NEW YORK • Last autumn, Matthew Weiner was walking on Manhattan's Upper East Side when he saw a teenage girl having a tense conversation with a companion near a building under construction.
Weiner, creator of the AMC drama Mad Men (2007-2015), was carrying the notebook he always keeps with him to record snippets of overheard dialogue or a fleeting idea for a scene. He scribbled down a short note about the girl and the unsettling sense he had that she was in some kind of "animal danger".
He was not sure what, if anything, would come of the idea.
"You don't know if an idea is going to be a TV show, a movie, a play, prose, a poem or a stupid note you write in your notebook and forget about," he said. "It was a little story where I was like, I wonder what that is, maybe I'll use it some time."
Over the next nine months or so, the little story grew into a novel - his first. Heather, The Totality was recently acquired by Little, Brown, which plans to publish the novel in autumn next year. Translation rights have sold in 10 countries.
The narrative unfolds from the perspective of multiple characters who are obsessed with a teenage girl named Heather and who aim to control or possess her, including her parents, who compete over her. The story takes place in contemporary Manhattan, as well as Florida and New Jersey.
Judith Clain, vice-president and editor-in-chief of Little, Brown, said it reminded her of Henry James and had an "Edgar Allan Poe feel".
"It's psychologically very chilling, very clever, and you feel while you're reading it that something terrible is going to happen," said Ms Clain, who acquired North American rights to the book at auction.
While the setting and plot bear little resemblance to his television work, the novel shares some thematic threads with both Mad Men and The Sopranos (1999-2007), which Weiner also worked on, particularly in its exploration of moral ambiguity, Ms Clain said.
Weiner, who studied poetry at Wesleyan University, has often cited the literary influences on Mad Men, including works by John Cheever, poet Frank O'Hara and novelist Sherwood Anderson.
Weiner, who has written plays and poetry, said he has experimented with fiction before, but dismissed his earlier efforts as "nothing that I would ever show anybody". Now, with the sale of his debut novel, he is joining a group of screenwriters who moonlight writing fiction.
Attica Locke, a prolific writer for film and television (Empire), is also a mystery novelist. She signed a two-book deal with Little, Brown's Mulholland imprint earlier this year.
This summer, Alfred A. Knopf bought a short story collection from Raphael Bob-Waksberg, creator and showrunner of the bleak and surreal animated show, Bojack Horseman.
Graham Moore, whose screenplay for The Imitation Game (2014) won an Academy Award last year, recently published a best-selling novel with Random House.
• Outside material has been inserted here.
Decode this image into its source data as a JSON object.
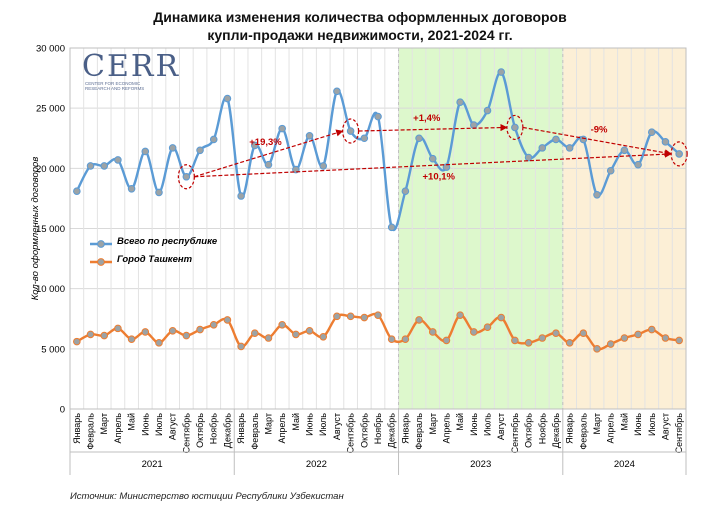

Moore is writing the film adaptation of his novel, The Last Days Of Night (2016), about the rivalry between Thomas Edison and George Westinghouse during the dawn of electricity.
Noah Hawley, creator and showrunner of TV show Fargo, wrote one of this summer's best-selling thrillers, Before The Fall (2016), about a private plane that crashes into the Atlantic. The novel, his fifth book, shot up the list, selling 300,000 copies in about three months.
"What's exciting for me is to bring the novelistic mindset to the screen and vice-versa," said Hawley, who recently finished the film adaptation of Before The Fall and is now back to work on episodes of Fargo.
Weiner, in his post-Mad Men period of creative exploration, does not seem eager to jump back into screenwriting just yet. He is working on a play and more fiction, he said.
Still, he is not ruling out a film adaptation of his novel down the road.
"I think it would make a good movie," he said. "But that's not why I wrote it."